1 婚姻費用・養育費と奨学金
現在、多くの学生が奨学金を利用しています。
この奨学金については、形式的にみると収入なので、それを考慮して婚姻費用・養育費を算定すべきと考えられます。
他方、奨学金を利用していない場合については、非監護親が学生の生活費の相当部分について婚姻費用・養育費として負担することとのバランスも問題となりうるでしょう。
そこで、以下、奨学金が支給される場合の婚姻費用・養育費の計算をどうするべきか、裁判例をもとに考えます。
2 東京家裁平成27年8月13日決定
東京家裁平成27年8月13日決定は以下のとおり述べます。
「申立人は,長男及び長女が奨学金の貸与を受けていることは,相手方の婚姻費用の分担義務を軽減させるべき事情とはならないと主張する。
しかしながら,貸与とはいえ,これらの奨学金により長男及び長女の教育にかかる学費等が賄われていることは事実であり,しかも,これらの奨学金で賄われる部分については,基本的には,長男及び長女が,将来,奨学金の返済という形で負担するものであって,当事者双方が婚姻費用として分担するものではない(このことは,長男が相手方の別居を理由に奨学金の額を増額していたとしても,異なるものではない。
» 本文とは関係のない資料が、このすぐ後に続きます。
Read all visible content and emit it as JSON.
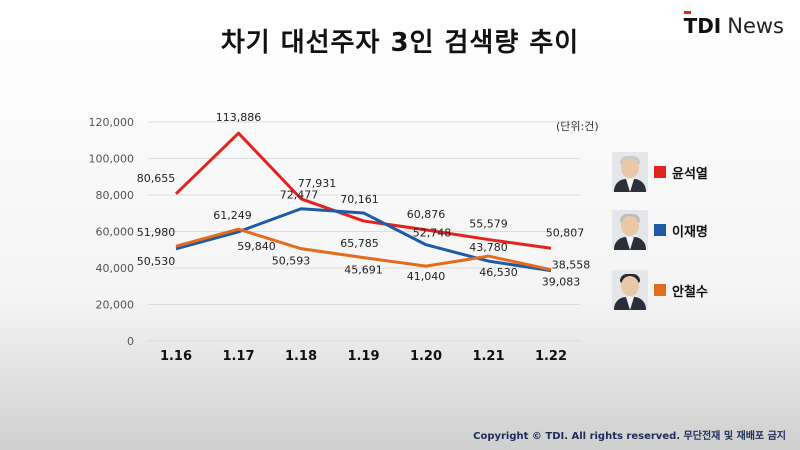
{
  "title": "차기 대선주자 3인 검색량 추이",
  "logo": {
    "mark": "TDI",
    "text": "News"
  },
  "unit_label": "(단위:건)",
  "footer": "Copyright © TDI. All rights reserved. 무단전재 및 재배포 금지",
  "chart_data": {
    "type": "line",
    "categories": [
      "1.16",
      "1.17",
      "1.18",
      "1.19",
      "1.20",
      "1.21",
      "1.22"
    ],
    "ylim": [
      0,
      120000
    ],
    "yticks": [
      "0",
      "20,000",
      "40,000",
      "60,000",
      "80,000",
      "100,000",
      "120,000"
    ],
    "ytick_values": [
      0,
      20000,
      40000,
      60000,
      80000,
      100000,
      120000
    ],
    "grid": true,
    "legend_position": "right",
    "series": [
      {
        "name": "윤석열",
        "color": "#e3231f",
        "values": [
          80655,
          113886,
          77931,
          65785,
          60876,
          55579,
          50807
        ],
        "labels": [
          "80,655",
          "113,886",
          "77,931",
          "65,785",
          "60,876",
          "55,579",
          "50,807"
        ]
      },
      {
        "name": "이재명",
        "color": "#1f5aa8",
        "values": [
          50530,
          59840,
          72477,
          70161,
          52748,
          43780,
          38558
        ],
        "labels": [
          "50,530",
          "59,840",
          "72,477",
          "70,161",
          "52,748",
          "43,780",
          "38,558"
        ]
      },
      {
        "name": "안철수",
        "color": "#e36c1d",
        "values": [
          51980,
          61249,
          50593,
          45691,
          41040,
          46530,
          39083
        ],
        "labels": [
          "51,980",
          "61,249",
          "50,593",
          "45,691",
          "41,040",
          "46,530",
          "39,083"
        ]
      }
    ]
  },
  "legend": [
    {
      "name": "윤석열",
      "color": "#e3231f",
      "avatar": "person-photo-1"
    },
    {
      "name": "이재명",
      "color": "#1f5aa8",
      "avatar": "person-photo-2"
    },
    {
      "name": "안철수",
      "color": "#e36c1d",
      "avatar": "person-photo-3"
    }
  ]
}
)のであるから,奨学金の貸与の事実が,相手方の婚姻費用の分担義務を軽減させるべき事情にならないということはできない。」
このように、学生が奨学金を受けていることを非監護親の婚姻費用額を減少させる要素になるとしています。
ただし、同決定では、奨学金の額を監護者の収入に加算する等まではしていません。
学費がかかっても、算定表の枠を超えた婚姻費用を定めることはできないことの根拠としているに過ぎません。
そうだとすると、奨学金については、婚姻費用や養育費の額を減額させる一定の影響は有しているものの、そのまま収入としてカウントされるものでもないということができると思います。